Wednesday 8 February 2012

The 2kDozen 500: #53 - Cocteau Twins, "Stars and Topsoil: A Collection 1982-1990"

This is being re-issued following its original appearance in 2000, a compliation of songs the Twins released on 4AD between 1982 and 1990. Seems pretty timely too - a less scribbled-over template for the dream pop that drips from the blogosphere today.

I was aware of Cocteau Twins at the time - especially by the time their last album on 4AD "Heaven or Las Vegas" in 1990 - but never listened to any of their albums properly. So ears on and let's (un)rock.


Interesting to hear how things have changed in twenty-odd years. The Eighties arrangements are crystal clear, not gauzed in fuzz; and the vocals sit cleanly on top, not swallowed as today by layers of angsty noise. And there is the matter of the made-up language that Liz Fraser trilled and swooped about with: not so many folk have run on with that baton. In fact, I can't really think of anyone else.
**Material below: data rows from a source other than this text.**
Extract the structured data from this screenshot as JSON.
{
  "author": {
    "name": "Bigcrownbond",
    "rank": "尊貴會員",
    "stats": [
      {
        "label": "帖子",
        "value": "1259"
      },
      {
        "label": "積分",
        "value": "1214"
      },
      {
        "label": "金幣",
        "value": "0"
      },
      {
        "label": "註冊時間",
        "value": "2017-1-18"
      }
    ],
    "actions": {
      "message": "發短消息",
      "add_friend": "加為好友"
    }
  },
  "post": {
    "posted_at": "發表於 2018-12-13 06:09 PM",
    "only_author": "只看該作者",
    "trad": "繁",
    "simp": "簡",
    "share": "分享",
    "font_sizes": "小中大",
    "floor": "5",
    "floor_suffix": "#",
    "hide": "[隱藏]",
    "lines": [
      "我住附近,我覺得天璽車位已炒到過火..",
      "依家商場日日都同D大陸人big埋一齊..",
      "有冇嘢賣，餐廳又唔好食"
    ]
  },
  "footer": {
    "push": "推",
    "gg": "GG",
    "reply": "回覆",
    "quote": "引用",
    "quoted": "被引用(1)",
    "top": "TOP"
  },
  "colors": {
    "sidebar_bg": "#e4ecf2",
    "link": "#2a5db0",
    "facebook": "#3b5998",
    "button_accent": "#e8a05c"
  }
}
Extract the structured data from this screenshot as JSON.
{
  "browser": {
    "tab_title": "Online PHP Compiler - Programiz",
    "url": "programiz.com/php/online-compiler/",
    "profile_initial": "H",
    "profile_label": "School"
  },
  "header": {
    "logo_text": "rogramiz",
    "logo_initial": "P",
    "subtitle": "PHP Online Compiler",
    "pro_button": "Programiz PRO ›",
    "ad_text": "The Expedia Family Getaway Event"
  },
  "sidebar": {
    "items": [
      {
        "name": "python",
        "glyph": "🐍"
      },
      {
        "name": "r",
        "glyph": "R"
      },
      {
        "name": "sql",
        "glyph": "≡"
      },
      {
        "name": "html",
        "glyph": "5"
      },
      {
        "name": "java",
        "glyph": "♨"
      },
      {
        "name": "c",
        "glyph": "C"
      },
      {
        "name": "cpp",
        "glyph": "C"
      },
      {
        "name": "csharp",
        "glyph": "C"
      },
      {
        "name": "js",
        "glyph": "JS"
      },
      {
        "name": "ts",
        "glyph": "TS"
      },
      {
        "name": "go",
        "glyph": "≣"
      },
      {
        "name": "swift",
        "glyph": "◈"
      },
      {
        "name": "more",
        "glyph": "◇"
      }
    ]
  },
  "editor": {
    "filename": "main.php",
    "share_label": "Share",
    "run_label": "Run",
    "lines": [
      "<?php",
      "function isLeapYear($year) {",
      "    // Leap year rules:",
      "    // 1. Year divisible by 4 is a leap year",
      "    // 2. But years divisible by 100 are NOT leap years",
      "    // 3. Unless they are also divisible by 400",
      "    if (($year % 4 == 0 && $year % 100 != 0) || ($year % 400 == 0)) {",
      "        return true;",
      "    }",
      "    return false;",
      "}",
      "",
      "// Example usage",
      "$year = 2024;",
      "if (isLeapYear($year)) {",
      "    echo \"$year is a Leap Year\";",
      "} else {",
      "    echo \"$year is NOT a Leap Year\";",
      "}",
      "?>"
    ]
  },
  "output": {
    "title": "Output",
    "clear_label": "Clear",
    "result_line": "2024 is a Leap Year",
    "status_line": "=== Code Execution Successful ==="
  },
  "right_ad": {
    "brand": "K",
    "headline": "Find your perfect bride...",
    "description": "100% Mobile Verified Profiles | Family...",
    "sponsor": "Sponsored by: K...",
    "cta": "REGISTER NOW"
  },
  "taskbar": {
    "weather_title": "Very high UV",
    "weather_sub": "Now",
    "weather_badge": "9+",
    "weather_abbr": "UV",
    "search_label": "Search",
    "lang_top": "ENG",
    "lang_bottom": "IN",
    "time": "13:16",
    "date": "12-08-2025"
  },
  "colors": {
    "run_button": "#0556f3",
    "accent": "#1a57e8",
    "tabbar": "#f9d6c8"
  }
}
Big, icy drum machine beats set the first few tracks firmly in the era of Mutually Assured Destruction and Thatcheromics. But as the tracks are roughly chronological, you can hear the chill of the drums shrink into the background as Joy Division fades and New Order looms. The melodic bass throughout sounds like Peter Hook is chugging away in his Revenge-era, leather trouser pomp. After opening with tortured guitar on "Blind Dumb Deaf", confidence grows through the album until by the end, the jubilation has won out.


"Pearly Dewdrop Drops" is perhaps the closest thing to a hit that I recognise, not counting the 1990 stuff - as I devoured that year musically with the enthusiasm of a recently-socialised seventeen year old. It soars and swoops and swings its head from side to side at the indie disco as expected. Tickled a new coral shade of pink I am.

They can take as long as they like on this, it feels; time is as irrelevant as language. Something to be bent to their will. "Pandora" is certainly in no hurry; and Fraser's curious Latinate lyrical scat is in full swing. "Pink Orange Red" is Twin Peaks slow and (obvs) dreamy.

By the time of the tunes from "Blue Bell Knoll" in 1988, the band have achieved a pop self-confidence that has wormed its way into the structure of "Orange Appled" and "Cico Buff" as songs, reflecting the confidence that indie guitar music was building up with Pixies and REM and The Smiths and a myriad of other acts towards the end of that decade. It's not a straightforward version of pop; it's pop with its head inside out and the dreams trailing outside like a massively unruly hairdo.


"Fifty-Fifty Clown" and the last track, "Watchlar", have a very contemporary mix of some dessicated guitar wail, fluttering vocals and panther-like electronic throbs that could as easily have come out this month as 22 years ago. I can just hear them sound-tracking "Skins" now.

Impressionist and opaque. Were they the least Scottish-sounding Scottish band ever? (Possibly excluding Average White Band.)